Stance Classification in Rumours as a Sequential Task Exploiting the Tree Structure of Social Media Conversations¶

Authors: Arkaitz Zubiaga, Elena Kochkina, Maria Liakata, Rob Procter, Michal Lukasik

Venue: arXiv preprint, 2016 — arXiv:1609.09028

TL;DR¶

Proposes that modelling Twitter conversations as tree-structured sequences improves rumour stance classification. Introduces Linear and Tree Conditional Random Fields (CRF) to exploit the sequential structure of replies within rumour threads, showing that Tree CRF significantly outperforms non-sequential baselines on 4,519 annotated tweets across eight breaking-news events.

Contributions¶

First to model Twitter conversational structure for stance classification at the tweet level
Proposes two sequential classifiers: Linear CRF (models branches as sequences) and Tree CRF (models whole conversation as tree)
Evaluates on 4-way classification task (supporting, denying, querying, commenting) using PHEME dataset with 4,519 tweets
Demonstrates that exploiting conversational tree structure significantly improves macro-averaged F1 scores over non-sequential methods
Shows Tree CRF performs best on source tweets and outperforms state-of-the-art approaches by capturing dialogue dynamics

Method¶

The paper frames rumour stance classification as a sequential learning task. Each rumour generates a tree-structured conversation of tweets, where replies nest under preceding tweets, forming branches. Key design choices:

Conditional Random Fields (CRF): Two variants to capture sequential dependencies: - Linear CRF: Models each branch independently as a linear sequence, useful for understanding how stances evolve within a single reply chain - Tree CRF: Models the entire conversation tree as a graph where vertices are tweets and edges represent reply relations, capturing global conversational dynamics

Features: Four feature types extracted locally from tweets: - Lexicon: 300-dim Word2Vec embeddings, POS tags, negation words, swear words - Content formatting: tweet length, capital ratio, word count - Punctuation: question marks, exclamation marks, periods - Tweet formatting: URL presence, image attachment, source-tweet indicator

Dataset: PHEME corpus with 8 breaking-news events (Ottawa shooting, Ebola, Ferguson, etc.), yielding 4,519 annotated tweets. The annotation scheme adapts labels to supporting/denying (for source tweets) and supporting/denying/querying/commenting (for replies), converting crowdsourced data accordingly. Class distribution heavily skewed toward commenting (63% of tweets).

Results¶

Macro-averaged performance (primary metric for imbalanced data): - Tree CRF: 0.440 macro-F1 - Linear CRF: 0.433 macro-F1 - Maximum Entropy: 0.400 macro-F1 - Naïve Bayes, SVM, Random Forest: 0.203–0.357 macro-F1

Tree CRF achieves statistically significant improvements over Linear CRF and substantially outperforms all non-sequential baselines.
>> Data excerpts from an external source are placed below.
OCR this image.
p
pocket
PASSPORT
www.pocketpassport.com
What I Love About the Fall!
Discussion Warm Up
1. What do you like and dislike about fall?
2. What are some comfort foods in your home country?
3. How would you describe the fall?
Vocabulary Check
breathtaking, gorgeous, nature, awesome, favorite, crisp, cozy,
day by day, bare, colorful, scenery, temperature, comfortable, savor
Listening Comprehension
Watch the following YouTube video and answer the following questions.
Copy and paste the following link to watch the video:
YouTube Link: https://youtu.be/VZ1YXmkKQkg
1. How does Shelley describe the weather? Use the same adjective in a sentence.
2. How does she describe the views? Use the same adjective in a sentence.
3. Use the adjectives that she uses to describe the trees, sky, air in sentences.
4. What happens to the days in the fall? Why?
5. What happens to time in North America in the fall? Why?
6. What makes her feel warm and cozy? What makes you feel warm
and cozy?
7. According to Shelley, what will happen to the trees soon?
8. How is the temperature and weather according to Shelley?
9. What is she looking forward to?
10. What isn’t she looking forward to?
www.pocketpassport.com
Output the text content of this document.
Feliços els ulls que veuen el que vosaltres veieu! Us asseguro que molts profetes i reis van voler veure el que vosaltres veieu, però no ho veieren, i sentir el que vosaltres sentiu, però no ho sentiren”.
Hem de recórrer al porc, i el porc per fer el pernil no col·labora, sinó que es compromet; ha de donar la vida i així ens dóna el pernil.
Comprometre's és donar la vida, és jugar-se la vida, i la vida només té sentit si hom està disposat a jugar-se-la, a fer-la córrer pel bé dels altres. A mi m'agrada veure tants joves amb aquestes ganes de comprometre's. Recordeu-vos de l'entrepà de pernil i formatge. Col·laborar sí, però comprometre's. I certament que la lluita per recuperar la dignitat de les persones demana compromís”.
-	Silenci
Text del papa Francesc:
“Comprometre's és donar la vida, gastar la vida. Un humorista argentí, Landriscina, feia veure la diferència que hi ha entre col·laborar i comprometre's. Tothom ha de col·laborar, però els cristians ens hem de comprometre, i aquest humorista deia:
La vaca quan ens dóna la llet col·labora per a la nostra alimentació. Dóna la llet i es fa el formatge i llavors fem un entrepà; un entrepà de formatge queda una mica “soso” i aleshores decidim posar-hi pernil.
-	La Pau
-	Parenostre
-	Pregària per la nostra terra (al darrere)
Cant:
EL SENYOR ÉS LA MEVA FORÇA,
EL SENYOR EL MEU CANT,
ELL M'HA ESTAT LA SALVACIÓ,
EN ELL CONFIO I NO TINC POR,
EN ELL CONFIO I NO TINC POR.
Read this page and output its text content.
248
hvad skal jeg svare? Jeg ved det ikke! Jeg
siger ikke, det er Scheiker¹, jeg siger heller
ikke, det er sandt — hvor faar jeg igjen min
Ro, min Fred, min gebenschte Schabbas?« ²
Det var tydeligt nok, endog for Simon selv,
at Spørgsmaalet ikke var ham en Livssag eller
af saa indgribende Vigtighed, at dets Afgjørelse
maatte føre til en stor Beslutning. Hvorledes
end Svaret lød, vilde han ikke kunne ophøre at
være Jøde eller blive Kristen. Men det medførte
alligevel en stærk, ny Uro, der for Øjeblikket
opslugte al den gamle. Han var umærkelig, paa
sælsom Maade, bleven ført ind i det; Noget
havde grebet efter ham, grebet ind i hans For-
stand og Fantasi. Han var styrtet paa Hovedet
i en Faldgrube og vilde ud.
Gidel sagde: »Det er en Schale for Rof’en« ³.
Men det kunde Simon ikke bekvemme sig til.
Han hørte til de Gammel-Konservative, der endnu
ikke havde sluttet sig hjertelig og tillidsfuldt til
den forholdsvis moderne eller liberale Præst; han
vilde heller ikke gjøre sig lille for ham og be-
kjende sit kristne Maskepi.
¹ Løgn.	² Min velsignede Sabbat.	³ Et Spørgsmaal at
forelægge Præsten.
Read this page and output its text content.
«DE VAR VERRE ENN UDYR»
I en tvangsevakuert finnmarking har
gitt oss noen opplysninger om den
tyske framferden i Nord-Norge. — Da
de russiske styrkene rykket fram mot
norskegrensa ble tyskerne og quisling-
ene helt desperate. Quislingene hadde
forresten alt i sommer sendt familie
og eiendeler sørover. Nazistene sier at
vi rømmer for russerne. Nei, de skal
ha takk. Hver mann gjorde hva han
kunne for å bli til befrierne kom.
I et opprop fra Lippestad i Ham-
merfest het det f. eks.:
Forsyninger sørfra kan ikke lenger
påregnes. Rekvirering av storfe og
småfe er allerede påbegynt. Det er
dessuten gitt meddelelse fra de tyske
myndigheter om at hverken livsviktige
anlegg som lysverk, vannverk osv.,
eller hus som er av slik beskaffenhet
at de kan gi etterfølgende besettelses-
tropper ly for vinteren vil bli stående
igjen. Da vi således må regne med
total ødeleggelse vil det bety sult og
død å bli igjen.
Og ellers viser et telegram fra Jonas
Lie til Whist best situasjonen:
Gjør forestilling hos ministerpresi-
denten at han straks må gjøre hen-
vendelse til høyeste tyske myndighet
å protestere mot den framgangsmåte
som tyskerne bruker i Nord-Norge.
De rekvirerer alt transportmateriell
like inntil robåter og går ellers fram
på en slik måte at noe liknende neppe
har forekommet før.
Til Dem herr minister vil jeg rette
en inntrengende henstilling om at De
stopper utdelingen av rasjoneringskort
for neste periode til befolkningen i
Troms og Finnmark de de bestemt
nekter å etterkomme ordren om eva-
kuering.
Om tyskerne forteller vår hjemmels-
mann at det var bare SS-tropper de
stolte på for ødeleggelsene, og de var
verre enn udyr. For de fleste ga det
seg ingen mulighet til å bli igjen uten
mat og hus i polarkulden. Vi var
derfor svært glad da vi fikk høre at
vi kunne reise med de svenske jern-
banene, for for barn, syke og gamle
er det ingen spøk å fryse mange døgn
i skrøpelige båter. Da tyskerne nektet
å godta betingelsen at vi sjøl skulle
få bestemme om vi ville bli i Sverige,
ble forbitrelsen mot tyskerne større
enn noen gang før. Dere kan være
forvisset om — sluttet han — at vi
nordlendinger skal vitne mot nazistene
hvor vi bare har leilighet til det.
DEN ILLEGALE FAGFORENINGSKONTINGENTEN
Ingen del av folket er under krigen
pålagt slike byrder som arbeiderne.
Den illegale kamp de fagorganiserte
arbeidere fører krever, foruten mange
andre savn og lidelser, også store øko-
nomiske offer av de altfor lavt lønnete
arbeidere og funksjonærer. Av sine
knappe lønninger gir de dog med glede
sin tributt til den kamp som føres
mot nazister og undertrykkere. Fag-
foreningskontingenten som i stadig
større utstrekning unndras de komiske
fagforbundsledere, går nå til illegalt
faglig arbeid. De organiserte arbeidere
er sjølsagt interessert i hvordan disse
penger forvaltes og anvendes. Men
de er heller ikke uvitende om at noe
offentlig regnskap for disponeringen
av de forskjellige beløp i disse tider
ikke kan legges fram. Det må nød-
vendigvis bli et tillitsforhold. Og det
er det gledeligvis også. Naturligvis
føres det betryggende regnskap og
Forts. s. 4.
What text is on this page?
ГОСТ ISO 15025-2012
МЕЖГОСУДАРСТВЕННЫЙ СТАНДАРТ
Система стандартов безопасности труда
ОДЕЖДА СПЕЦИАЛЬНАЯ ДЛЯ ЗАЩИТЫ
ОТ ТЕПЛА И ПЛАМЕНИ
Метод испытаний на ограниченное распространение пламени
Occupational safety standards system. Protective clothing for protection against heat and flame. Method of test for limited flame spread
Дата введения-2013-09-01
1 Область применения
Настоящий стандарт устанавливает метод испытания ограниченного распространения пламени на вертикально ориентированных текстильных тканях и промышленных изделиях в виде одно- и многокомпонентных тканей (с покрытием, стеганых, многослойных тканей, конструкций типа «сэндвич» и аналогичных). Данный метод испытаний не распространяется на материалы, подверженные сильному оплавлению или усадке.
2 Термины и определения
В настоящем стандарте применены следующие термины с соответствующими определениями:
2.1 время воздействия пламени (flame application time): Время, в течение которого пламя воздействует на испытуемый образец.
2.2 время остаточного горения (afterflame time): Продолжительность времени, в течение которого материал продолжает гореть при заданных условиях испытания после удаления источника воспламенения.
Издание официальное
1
Particularly strong on supporting (0.462) and querying (0.435) classes; struggles with denials (0.088 F1), a minority class (7.6% of tweets). Macro-averaged F1 by event ranges 0.384–0.518.

Performance by tweet depth: Tree CRF consistently outperforms Linear CRF and baselines across most conversation depths (source tweet to 9+ levels deep), suggesting sequential structure helps at all levels.

Connections¶

Related to SemEval-2017 Task 8: RumourEval: Determining rumour veracity and support for rumours (shared PHEME dataset; RumourEval introduces the benchmark task)
Builds on Kochkina et al. (same group; extends this with LSTM for fine-grained stance)
Compared to concurrent work on stance using Hawkes processes for temporal sequences
Foundational for RumourEval shared tasks incorporating stance sub-tasks

Notes¶

Strengths: - First to rigorously exploit conversational structure for tweet-level stance; novel architecture choice validated empirically - Clear feature design and reproducible 8-fold cross-validation on realistic, imbalanced data - Tree CRF vs Linear CRF ablation cleanly shows the benefit of modelling the full tree over linear branches

Weaknesses: - Strong imbalance toward commenting class (63%) limits practical utility for minority classes (denials perform poorly) - Uses only local tweet features; conversational context features might help further - Limited to 8 English-language events; generalization to other languages/event types unclear - Does not compare to contemporary sequential methods (e.g., RNNs/LSTMs) and relies on hand-crafted features

Future directions: Authors suggest LSTM architectures and contextual features as promising extensions; multi-event cross-domain transfer remains open.